Estimating the Sensitivity of Storage capacity to the Fraction of Free Pore Volume and Surface Adsorption in Mafic Rocks: A case study from Deccan Basalts, India

Earth’s basaltic repositories are among the premier CO2 storage spaces. The Deccan Traps in India, the world’s largest basaltic flow deposits, offer one of the viable options for CO2 sequestration due to their extensive availability and the heterogeneity of texture and mineralogy. Laboratory investigations and field implementation of CO2 treated basalts show the release of divalent cations upon reaction with and formation of stable carbonates upon reaction with CO2 and brine. However, this varies with the varying composition and texture of the samples atspecific conditions of pressure, temperature, and CO2 injection rates.

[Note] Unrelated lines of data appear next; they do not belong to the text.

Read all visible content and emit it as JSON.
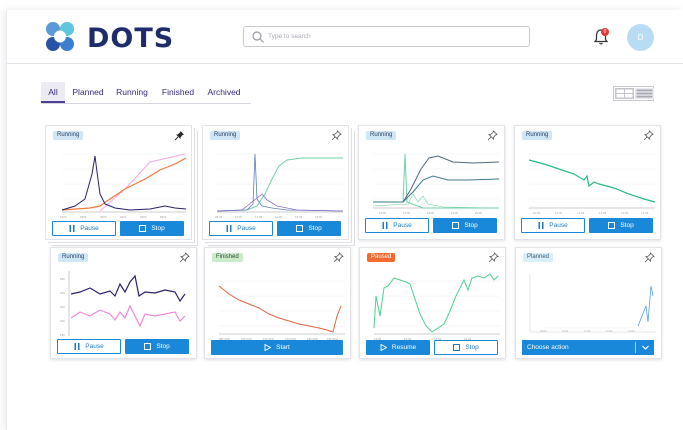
{
  "brand": {
    "name": "DOTS"
  },
  "search": {
    "placeholder": "Type to search"
  },
  "notifications": {
    "count": "0"
  },
  "user": {
    "initial": "D"
  },
  "tabs": [
    {
      "label": "All",
      "active": true
    },
    {
      "label": "Planned"
    },
    {
      "label": "Running"
    },
    {
      "label": "Finished"
    },
    {
      "label": "Archived"
    }
  ],
  "cards": [
    {
      "status": "Running",
      "primary": "Pause",
      "secondary": "Stop",
      "pinned": true
    },
    {
      "status": "Running",
      "primary": "Pause",
      "secondary": "Stop",
      "pinned": false
    },
    {
      "status": "Running",
      "primary": "Pause",
      "secondary": "Stop",
      "pinned": false
    },
    {
      "status": "Running",
      "primary": "Pause",
      "secondary": "Stop",
      "pinned": false
    },
    {
      "status": "Running",
      "primary": "Pause",
      "secondary": "Stop",
      "pinned": false
    },
    {
      "status": "Finished",
      "primary": "Start",
      "pinned": false
    },
    {
      "status": "Paused",
      "primary": "Resume",
      "secondary": "Stop",
      "pinned": false
    },
    {
      "status": "Planned",
      "primary": "Choose action",
      "pinned": false
    }
  ],
  "colors": {
    "brand": "#1f2c6b",
    "accent": "#1a88d8",
    "running_badge": "#cfe6f4",
    "finished_badge": "#c9ebc9",
    "paused_badge": "#f26a2e",
    "planned_badge": "#d8eef8",
    "tab_active": "#4b3f96"
  }
}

To guarantee long-term sustainability, it’s crucial to formulate a viable model that includes using the sample with maximum divalent cations, high porosity, and permeability and calculate its storage capacity.

 

This research work utilizes the samples collected from the field to calculate their storage capacity and compare how textural difference can bring about change in storage mechanism of CO2 in the sample. The comparison between storage capacity calculated for samples showed that each mechanism plays a crucial role in CO2 storage in basalts of varying composition and porosity. Moreover, through in-situ experiments, we can identify the mechanism best suited for the basalts of the Deccan Trap formations. Thus, results acquired from storage estimation and in-situ experiments will together guide to make mindful decision while choosing the sites for CO2 capture for maximum storage and avoid any potential leakage risks or gas escape.